Cardinal George Pell has been remanded in custody.
Pell, who has been convicted of sexually abusing two choirboys in 1996, will remain in custody until his sentencing hearing on March 13.
The news comes after Pell’s scheduled bail application in the Victorian Court of Appeal was revoked.
The 77-year-old was due to face a bail hearing at 2.30pm, having lodged an appeal, but the court said that this would no longer go ahead.
LISTEN: We chat to Lucie Morris-Marr, the journalist who broke the story in 2016 and has been following the case ever since.
Prosecutors earlier said Pell had no remorse for or insight into his crimes and called for his immediate imprisonment.
Australia’s highest-ranking Catholic has been convicted of five child sex offences, committed in 1996 against the two 13-year-olds.
“The prisoner has shown no remorse or insight into his offending,” Senior Crown Prosecutor Mark Gibson SC told the County Court.
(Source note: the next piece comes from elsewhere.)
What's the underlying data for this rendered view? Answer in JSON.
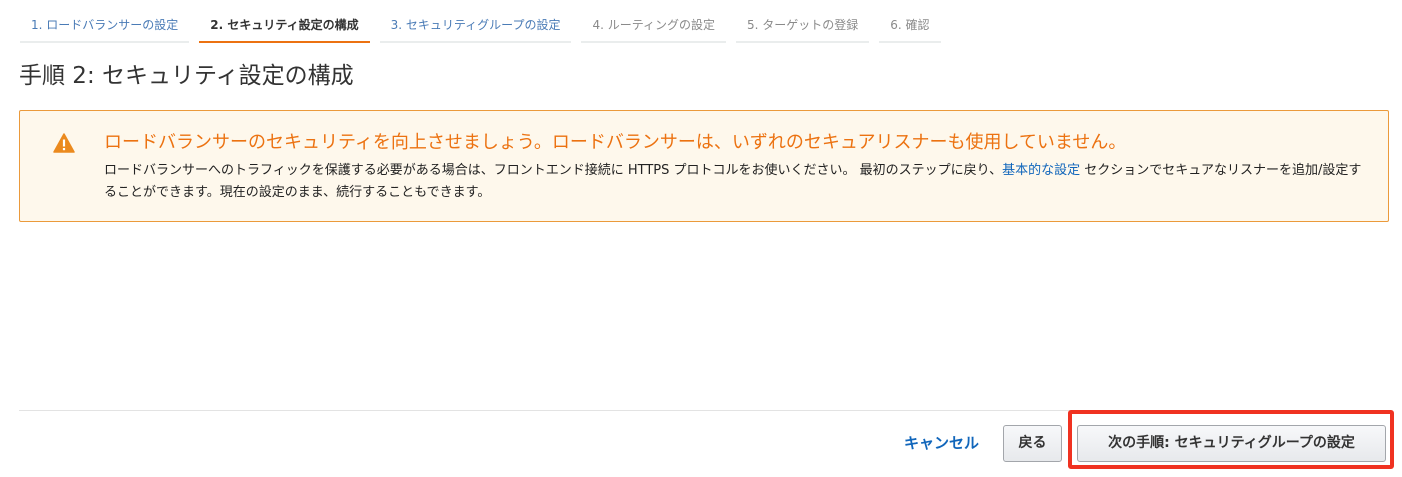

“There remains no explanation for this offending.”
Chief Judge Peter Kidd has questioned what Pell was thinking when he attacked the boys.
“What I want to address is what he was thinking at the time, what motivated him and why he did this in such brazen circumstances,” he told Mr Gibson.
The prosecutor could give no explanation but said: “He at least thought he was going to get away with it.”